Following the ruling, England said he felt "totally vindicated."

He said the current system — in which the review committee selects three or more candidates per district to forward to the governor, who then selects the final two names for the ballot — allows the governor to exert undue control over the State School Board and exclude individuals who are not deemed to be politically acceptable.

"We’re going to fight a good campaign," England said. "We’re going to make our case and then the voters will make the decision, and that’s how it should be."

Rusk said that more than the prospect of her own campaign, she is excited that the current process of selecting candidates will not continue.

"It’s a win for anyone that (policymakers) will have to find another way to elect candidates for the ballot because it really was unfair," she said.

The candidate review and selection process has been a frequently criticized aspect of Utah politics for years, drawing opposition from elected officials, voters and educators.

Modifying the statute has been a perennial point of discussion at the Utah Legislature, but division over whether the State School Board should be partisan, nonpartisan or appointed has impeded reform.

At the start of Thursday's hearing, Waddoups was presented with the remedy agreed upon by all the involved parties that Rusk and England be restored to the ballot while the larger issue of how board members are elected be left to either future legislative or judicial action.

But Waddoups questioned whether he had the authority to place candidates on the ballot, and whether November's election could be allowed to proceed at all after the existing statute was struck down.

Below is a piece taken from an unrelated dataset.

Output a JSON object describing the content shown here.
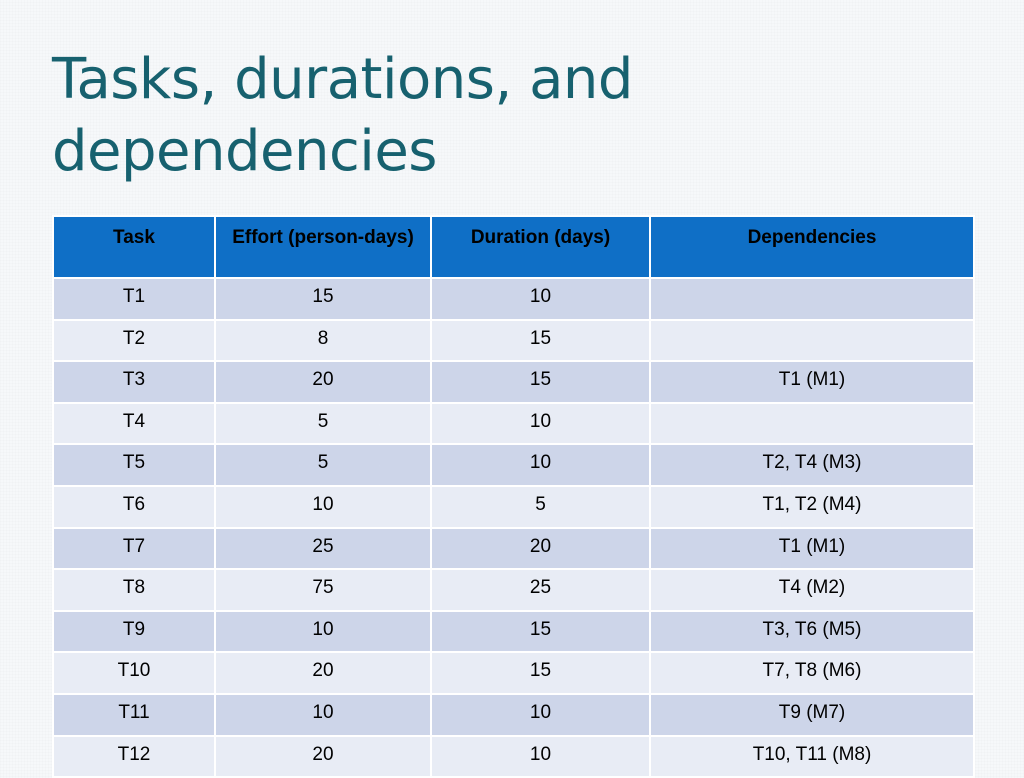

He initially suggested that November's State School Board election be abandoned, with an incumbent board being preserved and any vacancies filled by the appropriate statutory processes.

"If this statute is unconstitutional as I have found, it is void," Waddoups said. "If it is a void and unlawful statue, any election attempted to be carried out pursuant to this statute would be void, which would leave us with the status quo."

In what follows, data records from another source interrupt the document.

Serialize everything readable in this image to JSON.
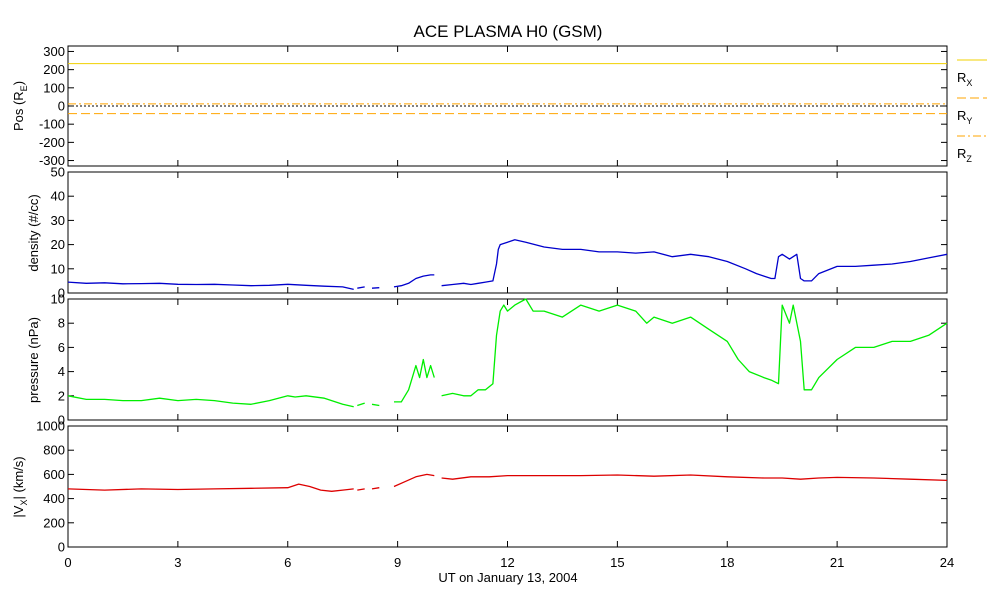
{
  "title": "ACE PLASMA H0 (GSM)",
  "xlabel": "UT on January 13, 2004",
  "x_ticks": [
    0,
    3,
    6,
    9,
    12,
    15,
    18,
    21,
    24
  ],
  "x_tick_labels": [
    "0",
    "3",
    "6",
    "9",
    "12",
    "15",
    "18",
    "21",
    "24"
  ],
  "colors": {
    "rx": "#f0d000",
    "ry": "#ffa500",
    "rz": "#ffa500",
    "zero": "#000000",
    "density": "#0000cc",
    "pressure": "#00ee00",
    "vx": "#dd0000"
  },
  "legend": [
    {
      "main": "R",
      "sub": "X",
      "style": "solid"
    },
    {
      "main": "R",
      "sub": "Y",
      "style": "dashed"
    },
    {
      "main": "R",
      "sub": "Z",
      "style": "dashdot"
    }
  ],
  "panels": {
    "pos": {
      "ylabel_main": "Pos (R",
      "ylabel_sub": "E",
      "ylabel_end": ")",
      "ylim": [
        -330,
        330
      ],
      "ticks": [
        -300,
        -200,
        -100,
        0,
        100,
        200,
        300
      ],
      "tick_labels": [
        "-300",
        "-200",
        "-100",
        "0",
        "100",
        "200",
        "300"
      ]
    },
    "density": {
      "ylabel": "density (#/cc)",
      "ylim": [
        0,
        50
      ],
      "ticks": [
        0,
        10,
        20,
        30,
        40,
        50
      ],
      "tick_labels": [
        "0",
        "10",
        "20",
        "30",
        "40",
        "50"
      ]
    },
    "pressure": {
      "ylabel": "pressure (nPa)",
      "ylim": [
        0,
        10
      ],
      "ticks": [
        0,
        2,
        4,
        6,
        8,
        10
      ],
      "tick_labels": [
        "0",
        "2",
        "4",
        "6",
        "8",
        "10"
      ]
    },
    "vx": {
      "ylabel_main": "|V",
      "ylabel_sub": "X",
      "ylabel_end": "| (km/s)",
      "ylim": [
        0,
        1000
      ],
      "ticks": [
        0,
        200,
        400,
        600,
        800,
        1000
      ],
      "tick_labels": [
        "0",
        "200",
        "400",
        "600",
        "800",
        "1000"
      ]
    }
  },
  "chart_data": {
    "type": "line",
    "title": "ACE PLASMA H0 (GSM)",
    "xlabel": "UT on January 13, 2004",
    "xlim": [
      0,
      24
    ],
    "panels": [
      {
        "ylabel": "Pos (RE)",
        "ylim": [
          -330,
          330
        ],
        "series": [
          {
            "name": "RX",
            "x": [
              0,
              24
            ],
            "y": [
              233,
              233
            ]
          },
          {
            "name": "RY",
            "x": [
              0,
              24
            ],
            "y": [
              -42,
              -42
            ]
          },
          {
            "name": "RZ",
            "x": [
              0,
              24
            ],
            "y": [
              12,
              12
            ]
          }
        ]
      },
      {
        "ylabel": "density (#/cc)",
        "ylim": [
          0,
          50
        ],
        "series": [
          {
            "name": "density",
            "segments": [
              {
                "x": [
                  0,
                  0.5,
                  1,
                  1.5,
                  2,
                  2.5,
                  3,
                  3.5,
                  4,
                  4.5,
                  5,
                  5.5,
                  6,
                  6.5,
                  7,
                  7.5,
                  7.8
                ],
                "y": [
                  4.5,
                  4.0,
                  4.2,
                  3.8,
                  3.9,
                  4.0,
                  3.6,
                  3.5,
                  3.6,
                  3.3,
                  3.0,
                  3.2,
                  3.6,
                  3.2,
                  2.8,
                  2.5,
                  1.5
                ]
              },
              {
                "x": [
                  7.9,
                  8.1
                ],
                "y": [
                  2.0,
                  2.5
                ]
              },
              {
                "x": [
                  8.3,
                  8.5
                ],
                "y": [
                  2.0,
                  2.2
                ]
              },
              {
                "x": [
                  8.9,
                  9.1,
                  9.3,
                  9.5,
                  9.7,
                  9.9,
                  10.0
                ],
                "y": [
                  2.5,
                  3.0,
                  4.0,
                  6.0,
                  7.0,
                  7.5,
                  7.5
                ]
              },
              {
                "x": [
                  10.2,
                  10.5,
                  10.8,
                  11.0,
                  11.2,
                  11.4,
                  11.6,
                  11.7,
                  11.75,
                  11.8,
                  12.0,
                  12.2,
                  12.5,
                  13,
                  13.5,
                  14,
                  14.5,
                  15,
                  15.5,
                  16,
                  16.5,
                  17,
                  17.5,
                  18,
                  18.5,
                  18.8,
                  19.0,
                  19.2,
                  19.3,
                  19.4,
                  19.5,
                  19.7,
                  19.9,
                  20.0,
                  20.1,
                  20.3,
                  20.5,
                  21,
                  21.5,
                  22,
                  22.5,
                  23,
                  23.5,
                  24
                ],
                "y": [
                  3.0,
                  3.5,
                  4.0,
                  3.5,
                  4.0,
                  4.5,
                  5.0,
                  12.0,
                  18.0,
                  20.0,
                  21.0,
                  22.0,
                  21.0,
                  19.0,
                  18.0,
                  18.0,
                  17.0,
                  17.0,
                  16.5,
                  17.0,
                  15.0,
                  16.0,
                  15.0,
                  13.0,
                  10.0,
                  8.0,
                  7.0,
                  6.0,
                  6.0,
                  15.0,
                  16.0,
                  14.0,
                  16.0,
                  6.0,
                  5.0,
                  5.0,
                  8.0,
                  11.0,
                  11.0,
                  11.5,
                  12.0,
                  13.0,
                  14.5,
                  16.0
                ]
              }
            ]
          }
        ]
      },
      {
        "ylabel": "pressure (nPa)",
        "ylim": [
          0,
          10
        ],
        "series": [
          {
            "name": "pressure",
            "segments": [
              {
                "x": [
                  0,
                  0.5,
                  1,
                  1.5,
                  2,
                  2.5,
                  3,
                  3.5,
                  4,
                  4.5,
                  5,
                  5.5,
                  6,
                  6.2,
                  6.5,
                  7,
                  7.5,
                  7.8
                ],
                "y": [
                  2.0,
                  1.7,
                  1.7,
                  1.6,
                  1.6,
                  1.8,
                  1.6,
                  1.7,
                  1.6,
                  1.4,
                  1.3,
                  1.6,
                  2.0,
                  1.9,
                  2.0,
                  1.8,
                  1.3,
                  1.1
                ]
              },
              {
                "x": [
                  7.9,
                  8.1
                ],
                "y": [
                  1.2,
                  1.4
                ]
              },
              {
                "x": [
                  8.3,
                  8.5
                ],
                "y": [
                  1.3,
                  1.2
                ]
              },
              {
                "x": [
                  8.9,
                  9.1,
                  9.3,
                  9.4,
                  9.5,
                  9.6,
                  9.7,
                  9.8,
                  9.9,
                  10.0
                ],
                "y": [
                  1.5,
                  1.5,
                  2.5,
                  3.5,
                  4.5,
                  3.5,
                  5.0,
                  3.5,
                  4.5,
                  3.5
                ]
              },
              {
                "x": [
                  10.2,
                  10.5,
                  10.8,
                  11.0,
                  11.2,
                  11.4,
                  11.6,
                  11.7,
                  11.8,
                  11.9,
                  12.0,
                  12.2,
                  12.5,
                  12.7,
                  13,
                  13.5,
                  14,
                  14.5,
                  15,
                  15.5,
                  15.8,
                  16,
                  16.5,
                  17,
                  17.5,
                  18,
                  18.3,
                  18.6,
                  19.0,
                  19.2,
                  19.4,
                  19.5,
                  19.7,
                  19.8,
                  20.0,
                  20.1,
                  20.3,
                  20.5,
                  21,
                  21.5,
                  22,
                  22.5,
                  23,
                  23.5,
                  24
                ],
                "y": [
                  2.0,
                  2.2,
                  2.0,
                  2.0,
                  2.5,
                  2.5,
                  3.0,
                  7.0,
                  9.0,
                  9.5,
                  9.0,
                  9.5,
                  10.0,
                  9.0,
                  9.0,
                  8.5,
                  9.5,
                  9.0,
                  9.5,
                  9.0,
                  8.0,
                  8.5,
                  8.0,
                  8.5,
                  7.5,
                  6.5,
                  5.0,
                  4.0,
                  3.5,
                  3.3,
                  3.0,
                  9.5,
                  8.0,
                  9.5,
                  6.5,
                  2.5,
                  2.5,
                  3.5,
                  5.0,
                  6.0,
                  6.0,
                  6.5,
                  6.5,
                  7.0,
                  8.0
                ]
              }
            ]
          }
        ]
      },
      {
        "ylabel": "|VX| (km/s)",
        "ylim": [
          0,
          1000
        ],
        "series": [
          {
            "name": "|VX|",
            "segments": [
              {
                "x": [
                  0,
                  1,
                  2,
                  3,
                  4,
                  5,
                  6,
                  6.3,
                  6.6,
                  6.9,
                  7.2,
                  7.5,
                  7.8
                ],
                "y": [
                  480,
                  470,
                  480,
                  475,
                  480,
                  485,
                  490,
                  520,
                  500,
                  470,
                  460,
                  470,
                  480
                ]
              },
              {
                "x": [
                  7.9,
                  8.1
                ],
                "y": [
                  470,
                  480
                ]
              },
              {
                "x": [
                  8.3,
                  8.5
                ],
                "y": [
                  480,
                  490
                ]
              },
              {
                "x": [
                  8.9,
                  9.2,
                  9.5,
                  9.8,
                  10.0
                ],
                "y": [
                  500,
                  540,
                  580,
                  600,
                  590
                ]
              },
              {
                "x": [
                  10.2,
                  10.5,
                  11.0,
                  11.5,
                  12.0,
                  13,
                  14,
                  15,
                  16,
                  17,
                  18,
                  19,
                  19.5,
                  20,
                  20.5,
                  21,
                  22,
                  23,
                  24
                ],
                "y": [
                  570,
                  560,
                  580,
                  580,
                  590,
                  590,
                  590,
                  595,
                  585,
                  595,
                  580,
                  570,
                  570,
                  560,
                  570,
                  575,
                  570,
                  560,
                  550
                ]
              }
            ]
          }
        ]
      }
    ]
  }
}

Because the selection process was deemed unconstitutional, there could be grounds for the 63 individuals who filed for candidacy only to be either rejected by the review committee, governor or voters to challenge the outcome of the election, he said.

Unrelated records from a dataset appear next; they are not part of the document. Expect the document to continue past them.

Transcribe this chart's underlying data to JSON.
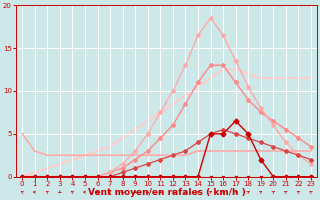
{
  "background_color": "#cce8e8",
  "grid_color": "#ffffff",
  "xlabel": "Vent moyen/en rafales ( km/h )",
  "xlabel_color": "#cc0000",
  "tick_color": "#cc0000",
  "x_ticks": [
    0,
    1,
    2,
    3,
    4,
    5,
    6,
    7,
    8,
    9,
    10,
    11,
    12,
    13,
    14,
    15,
    16,
    17,
    18,
    19,
    20,
    21,
    22,
    23
  ],
  "y_ticks": [
    0,
    5,
    10,
    15,
    20
  ],
  "xlim": [
    -0.5,
    23.5
  ],
  "ylim": [
    0,
    20
  ],
  "lines": [
    {
      "x": [
        0,
        1,
        2,
        3,
        4,
        5,
        6,
        7,
        8,
        9,
        10,
        11,
        12,
        13,
        14,
        15,
        16,
        17,
        18,
        19,
        20,
        21,
        22,
        23
      ],
      "y": [
        0,
        0,
        0,
        0,
        0,
        0,
        0,
        0,
        0,
        0,
        0,
        0,
        0,
        0,
        0,
        0,
        0,
        0,
        0,
        0,
        0,
        0,
        0,
        0
      ],
      "color": "#cc0000",
      "marker": "s",
      "markersize": 2,
      "linewidth": 0.8,
      "zorder": 5
    },
    {
      "x": [
        0,
        1,
        2,
        3,
        4,
        5,
        6,
        7,
        8,
        9,
        10,
        11,
        12,
        13,
        14,
        15,
        16,
        17,
        18,
        19,
        20,
        21,
        22,
        23
      ],
      "y": [
        0,
        0,
        0,
        0,
        0,
        0,
        0,
        0,
        0,
        0,
        0,
        0,
        0,
        0,
        0,
        5,
        5,
        6.5,
        5,
        2,
        0,
        0,
        0,
        0
      ],
      "color": "#cc0000",
      "marker": "D",
      "markersize": 2.5,
      "linewidth": 1.0,
      "zorder": 6
    },
    {
      "x": [
        0,
        1,
        2,
        3,
        4,
        5,
        6,
        7,
        8,
        9,
        10,
        11,
        12,
        13,
        14,
        15,
        16,
        17,
        18,
        19,
        20,
        21,
        22,
        23
      ],
      "y": [
        5,
        3,
        2.5,
        2.5,
        2.5,
        2.5,
        2.5,
        2.5,
        2.5,
        2.5,
        2.5,
        2.5,
        2.5,
        2.5,
        3,
        3,
        3,
        3,
        3,
        3,
        3,
        3,
        3,
        3
      ],
      "color": "#ffaaaa",
      "marker": null,
      "markersize": 0,
      "linewidth": 1.2,
      "zorder": 2
    },
    {
      "x": [
        0,
        1,
        2,
        3,
        4,
        5,
        6,
        7,
        8,
        9,
        10,
        11,
        12,
        13,
        14,
        15,
        16,
        17,
        18,
        19,
        20,
        21,
        22,
        23
      ],
      "y": [
        0,
        0,
        0,
        0,
        0,
        0,
        0,
        0,
        0.5,
        1.0,
        1.5,
        2.0,
        2.5,
        3.0,
        4.0,
        5.0,
        5.5,
        5.0,
        4.5,
        4.0,
        3.5,
        3.0,
        2.5,
        2.0
      ],
      "color": "#dd4444",
      "marker": "D",
      "markersize": 2,
      "linewidth": 0.9,
      "zorder": 4
    },
    {
      "x": [
        0,
        1,
        2,
        3,
        4,
        5,
        6,
        7,
        8,
        9,
        10,
        11,
        12,
        13,
        14,
        15,
        16,
        17,
        18,
        19,
        20,
        21,
        22,
        23
      ],
      "y": [
        0,
        0,
        0,
        0,
        0,
        0,
        0,
        0.5,
        1.0,
        2.0,
        3.0,
        4.5,
        6.0,
        8.5,
        11.0,
        13.0,
        13.0,
        11.0,
        9.0,
        7.5,
        6.5,
        5.5,
        4.5,
        3.5
      ],
      "color": "#ff8888",
      "marker": "D",
      "markersize": 2,
      "linewidth": 1.0,
      "zorder": 3
    },
    {
      "x": [
        0,
        1,
        2,
        3,
        4,
        5,
        6,
        7,
        8,
        9,
        10,
        11,
        12,
        13,
        14,
        15,
        16,
        17,
        18,
        19,
        20,
        21,
        22,
        23
      ],
      "y": [
        0,
        0,
        0,
        0,
        0,
        0,
        0,
        0.5,
        1.5,
        3.0,
        5.0,
        7.5,
        10.0,
        13.0,
        16.5,
        18.5,
        16.5,
        13.5,
        10.5,
        8.0,
        6.0,
        4.0,
        2.5,
        1.5
      ],
      "color": "#ffaaaa",
      "marker": "D",
      "markersize": 2,
      "linewidth": 1.0,
      "zorder": 3
    },
    {
      "x": [
        0,
        1,
        2,
        3,
        4,
        5,
        6,
        7,
        8,
        9,
        10,
        11,
        12,
        13,
        14,
        15,
        16,
        17,
        18,
        19,
        20,
        21,
        22,
        23
      ],
      "y": [
        0,
        0.5,
        1.0,
        1.5,
        2.0,
        2.5,
        3.0,
        3.5,
        4.5,
        5.5,
        6.5,
        7.5,
        8.5,
        9.5,
        10.5,
        11.5,
        12.5,
        12.5,
        12.0,
        11.5,
        11.5,
        11.5,
        11.5,
        11.5
      ],
      "color": "#ffcccc",
      "marker": null,
      "markersize": 0,
      "linewidth": 1.5,
      "zorder": 1
    }
  ],
  "arrow_angles": [
    225,
    270,
    225,
    315,
    225,
    270,
    270,
    270,
    315,
    45,
    45,
    45,
    90,
    90,
    135,
    135,
    90,
    90,
    135,
    135,
    135,
    225,
    225,
    225
  ]
}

"How do we deal with the subsequent challenge down the road that the entire election was void?" Waddoups said.

But Alan Smith, an attorney representing Rusk and England, argued that any remedy should be tailored to address the rights of the plaintiffs before the court.

"Somebody may take a run at that and want to present that issue to the court," he said of the potential validity of November's election. "But nobody here is doing that today."

Smith also said that abandoning the election would be "the final irony in the case," because any board vacancies would be filled by gubernatorial appointment, which is the underlying issue presented in the case.

"After all is said and done, the core right that the plaintiffs seek to vindicate in this proceeding is their right to speak as candidates and run for election," Smith said. "That’s why were’re here. They want to be on that ballot, and they want to run for office."

Attorneys for the Utah Attorney General's Office similarly argued that the issues at hand were the rights of England and Rusk, and not potential challenges that may or may not arise from additional candidates.

"The hypothetical plaintiffs who may be kept from election are not before the court," said Parker Douglas, the attorney general's chief of staff.

Waddoups said he was persuaded by the attorneys' arguments and ultimately accepted the proposed stipulated order submitted by the parties.

He also added that the manner by which the state conducts elections "should not be crafted by the court," and the matter will need to be corrected by the proper legislative authority.